Modified: February 13, 2022
AMPA receptor
This page is from my personal notes, and has not been specifically reviewed for public consumption. It might be incomplete, wrong, outdated, or stupid. Caveat lector.One of three types of ionotropic glutamate receptor, along with NMDA receptors and kainate receptors. It is commonly co-located with NMDA receptors in the post-synaptic membrane.
AMPA receptors act faster than NMDA receptors: a 1ms 'pulse' of increased glutamate concentration almost instantly leads to about 1ms of current flow through the AMPA receptor (but this then shuts off, even if the glutamate concentration is sustained), whereas the response at an NMDA receptor takes ~20ms to ramp up and lasts ~100ms, long after the glutamate release has finished.
When bound to glutamate, the AMPA receptor ion channel opens to allow sodium and potassium ions into the cell. If the glutamate signal is strong enough, these ions will depolarize the synaptic membrane enough to unblock the NMDA receptor channels (which are ordinarily blocked by magnesium ions). So AMPA receptors are not just faster than NMDA receptors, but are actually a prerequisite.

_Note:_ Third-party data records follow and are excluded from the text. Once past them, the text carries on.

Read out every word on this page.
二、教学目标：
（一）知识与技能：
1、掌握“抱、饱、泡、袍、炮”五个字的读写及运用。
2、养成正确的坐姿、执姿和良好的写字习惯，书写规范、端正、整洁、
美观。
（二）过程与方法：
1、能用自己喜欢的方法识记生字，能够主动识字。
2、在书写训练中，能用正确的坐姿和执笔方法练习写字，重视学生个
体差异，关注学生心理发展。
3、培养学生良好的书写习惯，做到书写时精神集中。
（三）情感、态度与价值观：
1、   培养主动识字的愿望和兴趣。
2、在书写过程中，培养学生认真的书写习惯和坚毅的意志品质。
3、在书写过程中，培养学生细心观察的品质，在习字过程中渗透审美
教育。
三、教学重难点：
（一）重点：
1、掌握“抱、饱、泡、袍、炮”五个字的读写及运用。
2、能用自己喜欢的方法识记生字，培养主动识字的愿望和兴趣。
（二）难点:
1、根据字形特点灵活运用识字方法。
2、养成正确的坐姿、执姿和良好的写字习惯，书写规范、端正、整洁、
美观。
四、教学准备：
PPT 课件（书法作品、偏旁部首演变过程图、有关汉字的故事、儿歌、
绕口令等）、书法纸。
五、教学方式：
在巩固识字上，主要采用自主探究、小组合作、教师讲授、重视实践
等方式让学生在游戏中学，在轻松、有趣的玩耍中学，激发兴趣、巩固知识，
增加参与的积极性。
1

In a predictive processing model of the brain, there is some evidence suggesting that NMDA receptor signaling tends to carry top-down predictions, while AMPA receptor signaling tends to carry bottom-up sensory information (prediction errors):
In a hierarchical cortical system in which representations become more abstract with increasing distance from the primary input, higher levels of the hierarchy specify top-down predictions through NMDA receptor signaling and any mismatches between expectancy and experience are conveyed upward through the hierarchy via rapid AMPA and GABA signaling.
There is some neurophysiological support for this contention; however, it is unlikely that NMDA receptors only signal predictions and AMPA receptors signal prediction errors; rather, there may be a division of labor where AMPA receptors are relatively more engaged bottom-up and NMDA receptors are relatively more involved in top-down processes.